Can the equation 2 - cos2x =sinx be solved within a specific interval?

[FlopperJr]

Homework Statement

Solve the equation 2 - cos²x =sinx. Give the solution in the interval 0≤x≤360.

Homework Equations

sin²x+cos²x=1
I know for sin you take inverse. Then subtract that from 180. I believe those are basic angle then you +/- 360. ?

The Attempt at a Solution

I tried to manipulate it to work and solve but I am not sure what else and then how to.
2 - cos²x =sinx
2(1-cos²x)=sinx
2(sin²x)=sinx

 

[rollcast]

Its too late at night for me to start working that out but have you tried the trig identity

tanx=sinx/cosx

 

[FlopperJr]

Um, i think so. Wait yes i did.

 

[Clever-Name]

I would suggest writing it in a form that's quadratic in sin(x). Use the squared identity but in the other way.

edit - also, this step:2(1-cos^{2}(x))=sin(x) is NOT valid. Can you see why?

 

[SammyS]

Homework Statement

Solve the equation 2 - cos²x =sinx. Give the solution in the interval 0≤x≤360.

Homework Equations

sin²x+cos²x=1
I know for sin you take inverse. Then subtract that from 180. I believe those are basic angle then you +/- 360. ?

The Attempt at a Solution

I tried to manipulate it to work and solve but I am not sure what else and then how to.
2 - cos²x =sinx
2(1-cos²x)=sinx
2(sin²x)=sinx

The following two equations are not equivalent.

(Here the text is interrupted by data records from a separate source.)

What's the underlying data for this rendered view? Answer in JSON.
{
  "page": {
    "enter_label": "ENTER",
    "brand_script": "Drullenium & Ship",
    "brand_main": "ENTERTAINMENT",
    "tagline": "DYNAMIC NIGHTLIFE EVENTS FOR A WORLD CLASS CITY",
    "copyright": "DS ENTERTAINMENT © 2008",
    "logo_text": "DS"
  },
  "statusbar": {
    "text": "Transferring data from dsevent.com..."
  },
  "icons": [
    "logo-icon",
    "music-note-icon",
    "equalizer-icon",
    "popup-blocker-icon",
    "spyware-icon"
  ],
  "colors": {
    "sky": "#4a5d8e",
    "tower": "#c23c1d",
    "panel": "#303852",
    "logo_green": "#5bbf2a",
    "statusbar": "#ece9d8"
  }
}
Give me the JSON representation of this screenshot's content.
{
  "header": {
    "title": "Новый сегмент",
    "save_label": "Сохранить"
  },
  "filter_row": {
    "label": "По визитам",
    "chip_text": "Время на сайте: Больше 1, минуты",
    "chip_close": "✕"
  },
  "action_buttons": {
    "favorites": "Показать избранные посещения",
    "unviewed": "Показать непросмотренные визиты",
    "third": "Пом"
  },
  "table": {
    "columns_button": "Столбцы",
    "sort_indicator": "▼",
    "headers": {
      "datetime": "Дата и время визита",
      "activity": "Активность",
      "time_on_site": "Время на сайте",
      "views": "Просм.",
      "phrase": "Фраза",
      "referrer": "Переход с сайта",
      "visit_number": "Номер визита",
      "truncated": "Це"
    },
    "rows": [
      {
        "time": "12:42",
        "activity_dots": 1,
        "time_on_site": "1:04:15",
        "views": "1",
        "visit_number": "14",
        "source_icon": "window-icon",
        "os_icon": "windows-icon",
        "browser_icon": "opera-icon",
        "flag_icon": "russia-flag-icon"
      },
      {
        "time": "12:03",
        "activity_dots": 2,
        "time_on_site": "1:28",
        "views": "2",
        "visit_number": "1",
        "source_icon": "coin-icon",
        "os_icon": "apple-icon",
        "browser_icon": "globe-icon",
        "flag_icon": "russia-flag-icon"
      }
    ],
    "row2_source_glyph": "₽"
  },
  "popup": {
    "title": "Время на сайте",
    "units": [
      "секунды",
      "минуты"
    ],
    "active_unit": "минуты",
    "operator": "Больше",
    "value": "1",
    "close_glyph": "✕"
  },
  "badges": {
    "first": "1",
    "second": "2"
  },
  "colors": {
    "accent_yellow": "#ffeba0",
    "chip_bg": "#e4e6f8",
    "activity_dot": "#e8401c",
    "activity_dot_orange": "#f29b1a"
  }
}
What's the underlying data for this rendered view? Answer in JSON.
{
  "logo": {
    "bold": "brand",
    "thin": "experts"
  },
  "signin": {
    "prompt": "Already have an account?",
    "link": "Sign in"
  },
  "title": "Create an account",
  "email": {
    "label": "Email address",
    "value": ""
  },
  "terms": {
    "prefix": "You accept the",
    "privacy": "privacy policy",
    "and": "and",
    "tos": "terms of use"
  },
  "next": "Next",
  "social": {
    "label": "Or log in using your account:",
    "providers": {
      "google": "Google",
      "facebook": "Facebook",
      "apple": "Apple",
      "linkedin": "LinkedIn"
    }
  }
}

 2 - cos²x = sinx    &     2(1-cos²x) = sinx

The first equation is equivalent to

1 + (1 - cos²x) = sinx​

Now substitute sin²x for 1 - cos²x and then subtract sinx from both sides. You then have a quadratic equation in sinx .

 

[Curious3141]

Of course, the quadratic may not have real roots (and doesn't in this case). This is a pickle if you want real solutions for x.

(To be less cryptic, I meant that there are no real solutions here).